For me, it mostly depends on whether the people making the pornography in question are doing so in an ethical way. According to Smith, a lot of these websites promise that no one was actually harmed in the making of their pornography. To that, I say, cool. If the porn is not ethically produced, then I think it’s super creepy to financially support it (and kind of neutral to say, steal it off the internet). But people buy stuff that’s immorally produced all the time (from illegal drugs to the literal clothes on our backs), and I personally think that anyone who’s supporting the Mexican drug cartels has way more to answer for than people supporting an itsy-bitsy basement industry of criminally produced pornography. They’re both terrible, but… hey, that’s just me…
The British government, by the way, decided they didn’t care about the ethics of production. They decided it was just bad, end of story. So if your loved one lives in the UK, he’s in potential legal trouble, regardless of the ethics of the thing.

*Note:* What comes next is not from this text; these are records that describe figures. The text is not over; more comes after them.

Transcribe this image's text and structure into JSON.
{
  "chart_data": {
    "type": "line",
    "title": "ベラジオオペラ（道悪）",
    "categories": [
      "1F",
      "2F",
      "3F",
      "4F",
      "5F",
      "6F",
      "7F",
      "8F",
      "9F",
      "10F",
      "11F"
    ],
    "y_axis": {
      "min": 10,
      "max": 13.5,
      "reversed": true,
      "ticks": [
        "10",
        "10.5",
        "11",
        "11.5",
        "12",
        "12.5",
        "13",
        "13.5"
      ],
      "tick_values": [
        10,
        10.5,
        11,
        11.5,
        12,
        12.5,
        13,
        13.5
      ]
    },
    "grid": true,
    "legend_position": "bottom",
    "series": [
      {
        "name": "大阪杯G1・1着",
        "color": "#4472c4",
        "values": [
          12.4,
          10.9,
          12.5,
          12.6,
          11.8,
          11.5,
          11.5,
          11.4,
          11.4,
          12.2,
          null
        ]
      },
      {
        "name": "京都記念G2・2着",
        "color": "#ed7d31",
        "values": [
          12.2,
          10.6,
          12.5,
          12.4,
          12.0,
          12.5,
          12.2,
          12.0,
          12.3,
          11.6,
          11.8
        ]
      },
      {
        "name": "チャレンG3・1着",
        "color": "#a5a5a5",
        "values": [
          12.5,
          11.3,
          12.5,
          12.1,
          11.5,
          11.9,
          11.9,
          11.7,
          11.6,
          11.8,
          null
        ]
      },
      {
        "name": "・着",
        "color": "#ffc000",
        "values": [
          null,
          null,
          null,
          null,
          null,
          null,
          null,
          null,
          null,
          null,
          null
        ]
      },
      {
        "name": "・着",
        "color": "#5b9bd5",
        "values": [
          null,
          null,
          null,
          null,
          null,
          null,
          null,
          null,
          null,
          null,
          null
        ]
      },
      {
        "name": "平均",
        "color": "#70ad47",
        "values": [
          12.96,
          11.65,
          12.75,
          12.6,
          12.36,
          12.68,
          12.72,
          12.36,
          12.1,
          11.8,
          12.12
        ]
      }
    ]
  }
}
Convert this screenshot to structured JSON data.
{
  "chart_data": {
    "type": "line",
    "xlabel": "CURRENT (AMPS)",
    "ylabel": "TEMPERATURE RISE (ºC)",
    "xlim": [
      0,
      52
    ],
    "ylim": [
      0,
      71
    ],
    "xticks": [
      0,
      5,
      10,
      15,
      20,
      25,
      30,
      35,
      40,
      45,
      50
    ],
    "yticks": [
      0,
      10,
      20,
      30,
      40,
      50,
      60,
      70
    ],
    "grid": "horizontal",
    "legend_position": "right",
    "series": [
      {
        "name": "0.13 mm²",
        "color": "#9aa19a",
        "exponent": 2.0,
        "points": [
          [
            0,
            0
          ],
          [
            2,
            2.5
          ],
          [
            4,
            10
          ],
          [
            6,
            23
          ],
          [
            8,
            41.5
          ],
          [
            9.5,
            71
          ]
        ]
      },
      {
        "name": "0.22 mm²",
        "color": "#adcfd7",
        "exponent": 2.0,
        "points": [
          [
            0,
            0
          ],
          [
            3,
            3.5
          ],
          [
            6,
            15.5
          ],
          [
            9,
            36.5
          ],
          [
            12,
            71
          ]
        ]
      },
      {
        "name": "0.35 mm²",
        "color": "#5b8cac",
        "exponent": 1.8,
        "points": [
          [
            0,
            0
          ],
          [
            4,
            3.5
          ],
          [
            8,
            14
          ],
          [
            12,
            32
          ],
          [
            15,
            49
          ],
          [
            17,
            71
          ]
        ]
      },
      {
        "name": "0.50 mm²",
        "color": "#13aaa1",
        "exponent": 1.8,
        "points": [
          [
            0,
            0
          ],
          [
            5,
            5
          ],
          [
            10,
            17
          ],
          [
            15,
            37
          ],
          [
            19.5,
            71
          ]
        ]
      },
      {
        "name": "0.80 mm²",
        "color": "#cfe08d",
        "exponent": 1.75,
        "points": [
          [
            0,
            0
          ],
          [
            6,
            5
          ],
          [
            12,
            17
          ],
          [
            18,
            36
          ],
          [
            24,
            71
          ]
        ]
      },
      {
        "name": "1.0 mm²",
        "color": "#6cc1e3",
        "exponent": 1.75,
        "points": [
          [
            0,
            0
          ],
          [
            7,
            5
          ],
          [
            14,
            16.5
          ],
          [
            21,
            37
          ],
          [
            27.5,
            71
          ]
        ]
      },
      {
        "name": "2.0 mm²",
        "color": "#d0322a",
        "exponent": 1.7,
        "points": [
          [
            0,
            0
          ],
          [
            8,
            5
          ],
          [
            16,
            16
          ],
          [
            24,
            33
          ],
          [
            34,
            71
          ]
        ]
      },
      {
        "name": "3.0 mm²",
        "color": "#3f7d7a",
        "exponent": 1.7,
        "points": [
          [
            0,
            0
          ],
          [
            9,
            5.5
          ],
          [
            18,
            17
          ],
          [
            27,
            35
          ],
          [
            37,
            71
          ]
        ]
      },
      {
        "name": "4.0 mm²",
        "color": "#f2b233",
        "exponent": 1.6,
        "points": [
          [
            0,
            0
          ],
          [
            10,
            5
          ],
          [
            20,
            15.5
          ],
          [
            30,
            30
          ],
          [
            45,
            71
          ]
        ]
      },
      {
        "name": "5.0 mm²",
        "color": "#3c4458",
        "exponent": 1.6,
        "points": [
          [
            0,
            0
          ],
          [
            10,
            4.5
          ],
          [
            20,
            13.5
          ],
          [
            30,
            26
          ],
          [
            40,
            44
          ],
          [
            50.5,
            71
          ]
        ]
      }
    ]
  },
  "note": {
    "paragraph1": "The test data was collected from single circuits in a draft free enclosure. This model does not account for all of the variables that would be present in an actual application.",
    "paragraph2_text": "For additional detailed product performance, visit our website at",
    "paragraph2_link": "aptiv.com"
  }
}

The thing that actually matters
True story: I once went on a date with a guy who did in fact commit first degree murder just a couple of years later. After that single date, I decided there was no way I would ever go out with him again because he was “clearly too violent.” This was blindingly obvious to me, but clearly not quite as clear to many of his friends…
My point here is that the majority of the time, people don’t randomly turn out to be serial killers and rapists; there are usually a thousand clues around them that have nothing to do with porn and everything to do with how often they’ve beaten people up, talk about beating people up, and how much they believe “women really want sex from you even when they say no”. There are a small number who aren’t so obvious, and they generally have NO friends; the ones who actually have friends and still manage to pass as normal people are absurdly rare.
So. In my opinion, the real question isn’t, “Should I be concerned that my friend has creepy taste in pornography?” but far the far more complex, “Does my friend seem like someone who gives a shit about the well-being of both men AND women in general and his partners specifically? Do his partners seem afraid of him? Does he seem to have violent tendencies in general? Does he often cover up things, lie, constantly make excuses, hypocritically slut shame, seem really into sex but weirdly and disproportionately uncomfortable talking about it in a personal way, or massively exaggerate?” Even in the BDSM scene, I’ve met a number of people who were really bad people, and every single one of them so far was easily identifiable to me by one of those traits. And in my experience, those are the things that separate the kinksters with disturbing tastes from the future convicts of the world.
And believe me when I say I know, have played with, banged and AM a kinkster with slightly disturbing tastes.